Christopher Greenbury (September 24, 1951 – January 4, 2007) was an English film editor with more than thirty film credits dating from 1979's The Muppet Movie. With Tariq Anwar, he won the BAFTA Award for Best Editing for American Beauty (1999), which he was also nominated for an Academy Award for Best Film Editing. American Beauty is a serious drama, but in general Greenbury edited comedy films, including six directed by the Farrelly brothers commencing with 1994's Dumb and Dumber.

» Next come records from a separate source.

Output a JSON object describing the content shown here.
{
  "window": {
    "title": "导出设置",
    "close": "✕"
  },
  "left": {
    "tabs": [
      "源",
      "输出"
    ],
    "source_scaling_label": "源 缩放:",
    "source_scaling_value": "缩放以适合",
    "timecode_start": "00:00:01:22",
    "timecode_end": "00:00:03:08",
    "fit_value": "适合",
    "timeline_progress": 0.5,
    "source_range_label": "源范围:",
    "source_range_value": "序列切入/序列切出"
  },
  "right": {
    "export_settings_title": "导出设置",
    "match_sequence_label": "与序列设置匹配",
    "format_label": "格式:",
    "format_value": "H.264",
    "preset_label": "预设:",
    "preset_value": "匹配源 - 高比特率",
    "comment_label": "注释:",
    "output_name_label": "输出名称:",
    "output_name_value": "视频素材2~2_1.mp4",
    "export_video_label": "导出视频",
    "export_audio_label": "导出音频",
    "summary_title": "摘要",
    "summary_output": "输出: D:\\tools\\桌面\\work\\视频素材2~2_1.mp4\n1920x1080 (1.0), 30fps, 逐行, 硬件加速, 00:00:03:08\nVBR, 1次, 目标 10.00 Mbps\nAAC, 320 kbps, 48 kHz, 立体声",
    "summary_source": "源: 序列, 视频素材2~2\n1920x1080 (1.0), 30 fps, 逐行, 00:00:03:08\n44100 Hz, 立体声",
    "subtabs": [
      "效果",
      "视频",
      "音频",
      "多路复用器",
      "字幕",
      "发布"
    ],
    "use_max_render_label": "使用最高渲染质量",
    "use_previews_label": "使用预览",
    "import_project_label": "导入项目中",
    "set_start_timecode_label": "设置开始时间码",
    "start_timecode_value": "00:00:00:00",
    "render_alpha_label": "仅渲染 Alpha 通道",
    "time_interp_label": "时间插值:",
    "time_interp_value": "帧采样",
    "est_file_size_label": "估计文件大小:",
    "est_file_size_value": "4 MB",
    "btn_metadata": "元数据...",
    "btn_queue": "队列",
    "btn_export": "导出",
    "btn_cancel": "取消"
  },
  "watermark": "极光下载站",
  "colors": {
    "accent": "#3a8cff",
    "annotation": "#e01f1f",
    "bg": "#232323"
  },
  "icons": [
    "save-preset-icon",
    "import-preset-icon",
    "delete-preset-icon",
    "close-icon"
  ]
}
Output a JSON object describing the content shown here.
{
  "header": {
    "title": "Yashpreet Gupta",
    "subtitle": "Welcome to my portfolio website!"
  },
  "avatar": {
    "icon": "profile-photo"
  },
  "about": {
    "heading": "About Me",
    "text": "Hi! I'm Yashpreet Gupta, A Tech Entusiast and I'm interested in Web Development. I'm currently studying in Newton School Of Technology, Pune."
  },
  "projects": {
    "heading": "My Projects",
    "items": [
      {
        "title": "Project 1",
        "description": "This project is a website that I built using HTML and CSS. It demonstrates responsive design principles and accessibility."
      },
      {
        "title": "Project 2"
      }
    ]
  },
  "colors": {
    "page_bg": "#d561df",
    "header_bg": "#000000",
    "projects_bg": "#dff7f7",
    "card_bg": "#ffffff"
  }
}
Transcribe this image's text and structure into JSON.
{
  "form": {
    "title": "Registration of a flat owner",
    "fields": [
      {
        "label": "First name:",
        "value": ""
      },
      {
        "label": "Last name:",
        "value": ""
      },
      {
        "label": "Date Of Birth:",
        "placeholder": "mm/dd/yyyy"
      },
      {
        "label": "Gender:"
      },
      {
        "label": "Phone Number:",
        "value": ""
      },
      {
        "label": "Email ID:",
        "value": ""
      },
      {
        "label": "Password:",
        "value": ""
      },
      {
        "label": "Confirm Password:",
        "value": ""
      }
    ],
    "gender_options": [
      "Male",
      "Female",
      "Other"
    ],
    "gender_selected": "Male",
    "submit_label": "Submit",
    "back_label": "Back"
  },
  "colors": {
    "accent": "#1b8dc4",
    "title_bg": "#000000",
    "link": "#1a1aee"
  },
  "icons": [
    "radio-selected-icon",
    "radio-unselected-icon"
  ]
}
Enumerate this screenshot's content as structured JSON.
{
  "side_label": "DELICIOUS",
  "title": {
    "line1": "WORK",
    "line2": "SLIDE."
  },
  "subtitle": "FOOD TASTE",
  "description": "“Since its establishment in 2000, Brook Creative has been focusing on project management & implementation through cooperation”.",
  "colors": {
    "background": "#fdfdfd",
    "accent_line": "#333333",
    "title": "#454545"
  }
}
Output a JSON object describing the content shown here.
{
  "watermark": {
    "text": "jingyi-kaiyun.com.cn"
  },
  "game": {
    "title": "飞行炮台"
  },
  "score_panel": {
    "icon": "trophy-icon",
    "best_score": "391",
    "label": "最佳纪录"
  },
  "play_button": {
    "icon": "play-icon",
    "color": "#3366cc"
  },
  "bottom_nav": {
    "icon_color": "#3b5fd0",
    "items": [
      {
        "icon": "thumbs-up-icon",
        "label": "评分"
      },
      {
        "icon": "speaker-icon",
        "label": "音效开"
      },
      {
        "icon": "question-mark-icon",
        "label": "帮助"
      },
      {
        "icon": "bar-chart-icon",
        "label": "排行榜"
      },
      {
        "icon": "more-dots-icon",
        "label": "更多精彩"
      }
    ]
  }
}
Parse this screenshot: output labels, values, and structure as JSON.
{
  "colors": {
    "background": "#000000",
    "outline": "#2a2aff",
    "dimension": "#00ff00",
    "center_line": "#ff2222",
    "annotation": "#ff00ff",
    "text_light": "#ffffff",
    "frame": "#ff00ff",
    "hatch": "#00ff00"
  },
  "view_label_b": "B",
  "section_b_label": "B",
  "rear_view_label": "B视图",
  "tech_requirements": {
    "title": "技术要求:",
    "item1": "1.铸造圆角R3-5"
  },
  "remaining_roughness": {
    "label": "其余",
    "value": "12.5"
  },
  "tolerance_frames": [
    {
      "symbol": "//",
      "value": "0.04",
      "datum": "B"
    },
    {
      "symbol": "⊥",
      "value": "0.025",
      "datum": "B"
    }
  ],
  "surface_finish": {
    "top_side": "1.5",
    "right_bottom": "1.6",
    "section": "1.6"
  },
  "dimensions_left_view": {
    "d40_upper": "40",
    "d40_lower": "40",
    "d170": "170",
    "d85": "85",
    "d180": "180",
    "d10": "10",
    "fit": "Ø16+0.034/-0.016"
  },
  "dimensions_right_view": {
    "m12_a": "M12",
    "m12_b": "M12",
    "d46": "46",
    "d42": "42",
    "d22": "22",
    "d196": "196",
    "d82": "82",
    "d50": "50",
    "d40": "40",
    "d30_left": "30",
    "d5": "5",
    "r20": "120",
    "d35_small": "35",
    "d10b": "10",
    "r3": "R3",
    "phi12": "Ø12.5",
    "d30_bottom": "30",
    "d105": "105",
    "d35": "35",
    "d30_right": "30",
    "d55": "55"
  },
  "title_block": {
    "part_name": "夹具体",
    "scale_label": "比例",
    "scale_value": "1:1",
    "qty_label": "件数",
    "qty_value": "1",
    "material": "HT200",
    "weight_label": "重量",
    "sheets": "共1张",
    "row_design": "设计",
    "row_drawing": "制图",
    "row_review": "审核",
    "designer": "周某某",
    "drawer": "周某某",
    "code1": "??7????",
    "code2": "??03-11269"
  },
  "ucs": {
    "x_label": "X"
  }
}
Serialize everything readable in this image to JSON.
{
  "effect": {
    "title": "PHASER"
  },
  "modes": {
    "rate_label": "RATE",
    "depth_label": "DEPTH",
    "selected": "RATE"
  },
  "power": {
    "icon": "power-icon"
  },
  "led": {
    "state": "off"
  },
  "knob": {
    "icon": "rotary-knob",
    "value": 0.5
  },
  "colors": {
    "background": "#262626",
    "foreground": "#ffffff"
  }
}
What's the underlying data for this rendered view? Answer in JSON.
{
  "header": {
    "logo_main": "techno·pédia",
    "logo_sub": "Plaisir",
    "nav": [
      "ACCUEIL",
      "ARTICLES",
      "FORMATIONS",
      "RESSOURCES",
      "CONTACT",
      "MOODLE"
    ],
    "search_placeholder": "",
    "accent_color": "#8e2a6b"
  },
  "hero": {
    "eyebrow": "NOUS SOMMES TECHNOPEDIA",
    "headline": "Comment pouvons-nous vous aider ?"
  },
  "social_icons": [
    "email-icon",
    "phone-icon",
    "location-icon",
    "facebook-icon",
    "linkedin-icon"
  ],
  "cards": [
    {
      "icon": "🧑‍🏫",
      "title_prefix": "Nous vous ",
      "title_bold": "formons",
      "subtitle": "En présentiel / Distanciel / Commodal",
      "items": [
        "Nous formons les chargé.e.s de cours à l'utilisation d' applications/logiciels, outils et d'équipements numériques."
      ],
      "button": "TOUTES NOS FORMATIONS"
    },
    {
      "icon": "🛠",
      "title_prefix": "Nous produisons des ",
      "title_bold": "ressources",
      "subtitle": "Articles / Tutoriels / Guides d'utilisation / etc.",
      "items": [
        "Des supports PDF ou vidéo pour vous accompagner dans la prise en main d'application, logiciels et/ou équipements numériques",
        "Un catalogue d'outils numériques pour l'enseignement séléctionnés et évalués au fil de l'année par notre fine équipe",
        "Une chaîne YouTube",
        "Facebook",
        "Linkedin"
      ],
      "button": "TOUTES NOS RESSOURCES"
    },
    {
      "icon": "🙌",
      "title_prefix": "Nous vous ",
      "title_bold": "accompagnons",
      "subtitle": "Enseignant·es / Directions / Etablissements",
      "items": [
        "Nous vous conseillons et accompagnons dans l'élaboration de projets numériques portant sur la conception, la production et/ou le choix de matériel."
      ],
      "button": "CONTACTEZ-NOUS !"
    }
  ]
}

Greenbury was a member of the American Cinema Editors (ACE).

==Filmography==

Based on Greenbury's filmography at the Internet Database. The director and release date of each film are indicated in parentheses.

Editor

| Year | Film | Director | Notes |
| 1979 | Survival Run | Larry Spiegel |  |
| The Muppet Movie | James Frawley |  |
| 1980 | Where the Buffalo Roam | Art Linson |  |
| 1981 | Liar's Moon | David Fisher |  |
| 1982 | Some Kind of Hero | Michael Pressman | First collaboration with Michael Pressman |
| 1983 | Doctor Detroit | Second collaboration with Michael Pressman |
| Smokey and the Bandit Part 3 | Dick Lowry |  |
| 1984 | The Woman in Red | Gene Wilder | Third collaboration with Gene Wilder |
| 1985 | The Heavenly Kid | Cary Medoway |  |
| 1986 | Haunted Honeymoon | Gene Wilder | Fourth collaboration with Gene Wilder |
| 1987 | Three for the Road | Bill L. Norton |  |
| 1989 | Options | Camilo Vila |  |
| 1991 | The Naked Gun 2½: The Smell of Fear | David Zucker |  |
| 1992 | Live Wire | Christian Duguay |  |
| 1993 | Loaded Weapon 1 | Gene Quintano |  |
| 1994 | Frank and Jesse | Robert Boris |  |
| Dumb and Dumber | Peter Farrelly | First collaboration with the Farrelly brothers |
| 1995 | The Baby-Sitters Club | Melanie Mayron |  |
| 1996 | Bio-Dome | Jason Bloom |  |
| Kingpin | Farrelly brothers | Second collaboration with the Farrelly brothers |
| 1997 | Booty Call | Jeff Pollack | First collaboration with Jeff Pollack |
| 1998 | There's Something About Mary | Farrelly brothers | Third collaboration with the Farrelly brothers |
| 1999 | Lost & Found | Jeff Pollack | Second collaboration with Jeff Pollack |
| American Beauty | Sam Mendes |  |
| 2000 | Me, Myself & Irene | Farrelly brothers | Fourth collaboration with the Farrelly brothers |
| 2001 | Serendipity | Peter Chelsom |  |
| Shallow Hal | Farrelly brothers | Fifth collaboration with the Farrelly brothers |
| 2003 | View from the Top | Bruno Barreto |  |
| Daddy Day Care | Steve Carr |  |
| Stuck on You | Farrelly brothers | Sixth collaboration with the Farrelly brothers |
| 2005 | The Pacifier | Adam Shankman | First collaboration with Adam Shankman |
| Cheaper by the Dozen 2 |  |
| 2006 | Gettin' It | Nick Gaitatjis |  |
| 2007 | Wild Hogs | Walt Becker | Posthumous release |

Editorial department

| Year | Film | Director | Role | Notes |
| 1973 | The Sex Thief | Martin Campbell | Assistant editor |  |
| 1975 | The Day of the Locust | John Schlesinger |  |
| The Adventure of Sherlock Holmes' Smarter Brother | Gene Wilder | First collaboration with Gene Wilder |
| 1977 | The World's Greatest Lover | Supervising editor | Second collaboration with Gene Wilder |
| 1979 | On the Air Live with Captain Midnight | Beverly Sebastian; Ferd Sebastian; |  |
| 1981 | Chu Chu and the Philly Flash | David Lowell Rich | Additional editor |  |
| 2001 | Say It Isn't So | J. B. Rogers | Editorial consultant |  |

Actor

| Year | Film | Director | Role |
|---|---|---|---|
| 1985 | The Heavenly Kid | Cary Medoway | Man with Hot Dog |
| 1987 | Three for the Road | Bill L. Norton | Walter |

Producer

| Year | Film | Director | Credit |
|---|---|---|---|
| 1977 | The World's Greatest Lover | Gene Wilder | Co-producer |
| 1987 | Three for the Road | Bill L. Norton | Associate producer |

Thanks

| Year | Film | Director | Role | Notes |
|---|---|---|---|---|
| 2007 | The Heartbreak Kid | Farrelly brothers | Dedicated to | Seventh collaboration with the Farrelly brothers |

==Editing award nominations for American Beauty==
In addition to winning the BAFTA, the editors of American Beauty were also nominated for the Academy Award for Film Editing, an ACE Eddie Award, the Las Vegas Film Critics Society Award, the Online Film Critics Society Award and the Satellite Award.